None of this was in the brochure they give you, but I guess it’s true what they say, you really can get used to anything, like how wherever you look, just on the fringes of your vision, everything goes all fuzzy like, and it's really only real the moment you reach for it or something, otherwise, it's just like a projection or something, and I mean, other than that, it looks pretty much like my old place, except, you can’t find anything good on tv, only Nora Ephron movies and Disney cartoons, and even watching boxing is pointless, because at the end of the game, both guys win and all they do is hug each other, and you can’t get really hot charif on your falafel, no matter how much you put, it’s just never that hot, and even though I threw myself on a grenade to save a bunch of the guys in my unit, the girls around here are never that impressed, so I haven’t gotten laid since I’ve been here, but at least the beer’s cold, and like I say, when it comes down to it, I guess you really can get used to anything.
Tuesday, July 29, 2008
Not So Bad Really
Saturday, July 26, 2008
Jellybeans
“It’s the speckled white ones that send you into the next world” says the candy lady with the pretty blue eyes. You hold the little wood box in your hand. It’s made to look like a miniture orange crate, and it’s full of different colored jellybeans.
“What do the purple ones do?”
“That’s a mystery” she says, “I’m only allowed to tell you about the white speckled ones".
You take your candy home, and the first one you taste is like a trip to New Mexico; small octagons appear on your ceiling in vibrant shades of silver, yellow and white, and you go through them. There’s a vague taste of blue corn tortillas to this one, you think.
Back at your kitchen table, you choose the next one; its surface looks like liquid opal, and you think to yourself, how could the plain white speckled one be more special than this? Tentatively, you taste it, and you’re sitting in a movie theater in Pittsburgh, Pa., and it’s 1943. There’s smoke swirling around your head, and Micky Rooney is just about to lay one on Judy Garland, when you feel a Jujyfruit hit the back of your head. You turn around, and see your microwave flashing at you.
Now you're convinced you have no choice, and you pick up the white speckled one, and pop it into your mouth. When the neighbors complain about the stink, the super breaks down your door, and when they find you on the kitchen floor, you’re still smiling, with a chunk of meteor sticking out of your forehead.
Grandma's Chair
When Daddy died, Grandma moved in. Since she had a hunched back, she couldn’t sleep in a bed like normal people. Instead, she sat in our old easy chair in the corner, so that she wouldn’t be in the way. As Mom and everyone grieved, she sat. She sat through summer, when we had a blackout, and the air conditioning stopped working and it was 100 degrees in our apartment, and she sat through fall when we had company over for the first time since the funeral.

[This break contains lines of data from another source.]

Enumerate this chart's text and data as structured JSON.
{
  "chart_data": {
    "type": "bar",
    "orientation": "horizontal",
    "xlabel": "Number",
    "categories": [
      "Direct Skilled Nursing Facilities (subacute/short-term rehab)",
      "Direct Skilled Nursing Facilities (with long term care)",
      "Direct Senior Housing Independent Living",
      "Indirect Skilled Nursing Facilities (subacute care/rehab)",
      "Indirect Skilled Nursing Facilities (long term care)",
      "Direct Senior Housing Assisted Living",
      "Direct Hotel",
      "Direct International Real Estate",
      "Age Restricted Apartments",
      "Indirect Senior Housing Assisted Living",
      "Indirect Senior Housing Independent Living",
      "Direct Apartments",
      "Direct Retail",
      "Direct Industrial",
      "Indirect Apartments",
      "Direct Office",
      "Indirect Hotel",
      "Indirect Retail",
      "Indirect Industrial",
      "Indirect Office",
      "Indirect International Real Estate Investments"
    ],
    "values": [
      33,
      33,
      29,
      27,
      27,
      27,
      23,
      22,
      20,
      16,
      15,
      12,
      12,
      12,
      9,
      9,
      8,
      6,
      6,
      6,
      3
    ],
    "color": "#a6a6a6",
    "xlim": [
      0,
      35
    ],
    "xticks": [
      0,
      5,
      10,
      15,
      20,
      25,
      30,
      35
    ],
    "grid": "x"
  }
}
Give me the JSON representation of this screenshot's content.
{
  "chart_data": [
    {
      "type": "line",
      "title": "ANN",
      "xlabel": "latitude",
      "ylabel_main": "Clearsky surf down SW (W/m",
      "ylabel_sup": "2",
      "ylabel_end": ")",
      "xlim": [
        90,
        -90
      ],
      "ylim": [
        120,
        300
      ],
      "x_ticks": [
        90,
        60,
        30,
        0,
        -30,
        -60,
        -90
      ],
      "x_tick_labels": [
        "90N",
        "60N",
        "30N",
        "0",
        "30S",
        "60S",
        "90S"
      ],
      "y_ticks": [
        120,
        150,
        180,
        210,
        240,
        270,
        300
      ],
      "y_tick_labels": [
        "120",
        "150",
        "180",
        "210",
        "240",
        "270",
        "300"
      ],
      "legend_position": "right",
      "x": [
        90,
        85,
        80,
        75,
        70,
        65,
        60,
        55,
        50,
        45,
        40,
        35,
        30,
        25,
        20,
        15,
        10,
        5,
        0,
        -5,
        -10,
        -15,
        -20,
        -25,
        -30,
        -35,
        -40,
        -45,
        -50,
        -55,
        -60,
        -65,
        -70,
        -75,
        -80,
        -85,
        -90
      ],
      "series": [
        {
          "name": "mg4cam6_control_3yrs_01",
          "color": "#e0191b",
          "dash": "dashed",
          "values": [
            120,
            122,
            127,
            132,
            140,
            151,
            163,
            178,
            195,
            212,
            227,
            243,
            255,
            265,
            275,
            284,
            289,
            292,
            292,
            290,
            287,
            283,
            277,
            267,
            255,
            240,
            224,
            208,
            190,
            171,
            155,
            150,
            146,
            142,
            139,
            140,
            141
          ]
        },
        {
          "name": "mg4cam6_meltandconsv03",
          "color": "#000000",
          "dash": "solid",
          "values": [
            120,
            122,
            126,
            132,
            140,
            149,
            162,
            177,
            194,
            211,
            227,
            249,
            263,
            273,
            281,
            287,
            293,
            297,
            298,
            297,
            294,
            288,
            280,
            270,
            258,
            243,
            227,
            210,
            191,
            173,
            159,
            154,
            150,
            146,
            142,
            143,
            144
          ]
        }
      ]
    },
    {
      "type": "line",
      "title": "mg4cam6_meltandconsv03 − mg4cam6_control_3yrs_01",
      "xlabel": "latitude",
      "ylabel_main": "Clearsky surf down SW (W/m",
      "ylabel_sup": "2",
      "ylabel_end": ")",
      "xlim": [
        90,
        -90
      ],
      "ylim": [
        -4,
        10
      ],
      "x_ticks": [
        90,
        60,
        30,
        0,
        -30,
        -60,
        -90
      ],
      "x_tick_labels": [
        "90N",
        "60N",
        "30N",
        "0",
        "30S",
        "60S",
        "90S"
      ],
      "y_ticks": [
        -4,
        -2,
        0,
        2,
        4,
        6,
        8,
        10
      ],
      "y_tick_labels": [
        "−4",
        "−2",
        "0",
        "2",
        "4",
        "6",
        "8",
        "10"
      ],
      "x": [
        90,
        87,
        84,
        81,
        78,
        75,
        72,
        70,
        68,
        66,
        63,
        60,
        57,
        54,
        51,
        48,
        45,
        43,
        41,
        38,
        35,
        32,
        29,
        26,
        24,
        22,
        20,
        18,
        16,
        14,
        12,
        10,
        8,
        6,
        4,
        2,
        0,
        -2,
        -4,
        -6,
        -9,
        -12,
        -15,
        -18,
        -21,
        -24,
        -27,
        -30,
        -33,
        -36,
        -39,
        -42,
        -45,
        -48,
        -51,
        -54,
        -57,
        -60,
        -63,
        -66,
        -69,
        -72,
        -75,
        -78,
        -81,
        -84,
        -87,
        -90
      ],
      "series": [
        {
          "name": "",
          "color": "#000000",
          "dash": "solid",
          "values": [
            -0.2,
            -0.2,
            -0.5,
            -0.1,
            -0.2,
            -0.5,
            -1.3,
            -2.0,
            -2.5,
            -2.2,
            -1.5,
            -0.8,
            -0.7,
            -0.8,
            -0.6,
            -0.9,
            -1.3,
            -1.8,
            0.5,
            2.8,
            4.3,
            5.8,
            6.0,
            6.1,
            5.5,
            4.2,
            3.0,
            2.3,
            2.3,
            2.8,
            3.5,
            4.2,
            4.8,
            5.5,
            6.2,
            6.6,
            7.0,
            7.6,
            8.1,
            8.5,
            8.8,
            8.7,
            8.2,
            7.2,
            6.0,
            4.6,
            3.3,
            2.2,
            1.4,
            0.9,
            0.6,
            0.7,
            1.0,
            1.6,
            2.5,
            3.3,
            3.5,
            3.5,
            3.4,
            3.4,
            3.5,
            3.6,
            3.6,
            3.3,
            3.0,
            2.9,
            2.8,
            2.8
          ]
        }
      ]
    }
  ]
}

One day Grandma said, "I feel like this chair is swallowing me", as little by little she became smaller and smaller.
When I asked Mom, she explained, “it’s just her scoliosis; she used to be much taller, but that’s what happens. You just shrink. Plus, she doesn’t eat much.”
One day, when we were doing spring-cleaning, Mom handed me a broom and told me to go sweep the living room. When I got over to the corner where Grandma’s chair was, she wasn’t there.
“Where’s Grandma?” I asked. Mom came into the room, with her yellow gloves, carrying her bucket and sponge, and wiped a stray hair out of her face with the back of her wrist. “I don’t know,” she said, “she must have gone home or something.”
I sat down in Grandma’s chair. It was much cushier than I’d remembered it. I leaned on the handle of the broom and cried. She never even said goodbye.
Thursday, July 24, 2008
Tragedy affords us the illusion that we’re being ultra honest with ourselves; someone close dies, and immediately, we transform into some sort of hybrid between a philosopher, super hero, and poet. We compose virtual tomes of universal and undeniable truth. We even seek to martyr ourselves on the altar of understanding and compassion. But we’re assholes, aware as we are of all the inherent glory in it.
Detritis
Last night my brother in law died. When we went to the apartment he’d been staying in, we found his wallet, cellphone, keys, slippers, clothes, and a half crushed, half smoked pack of Marlboro 100s. It was in truth, the Marlboros that were the saddest thing to find: something so personal, and so disposable: a half smoked pack, from a half lived life.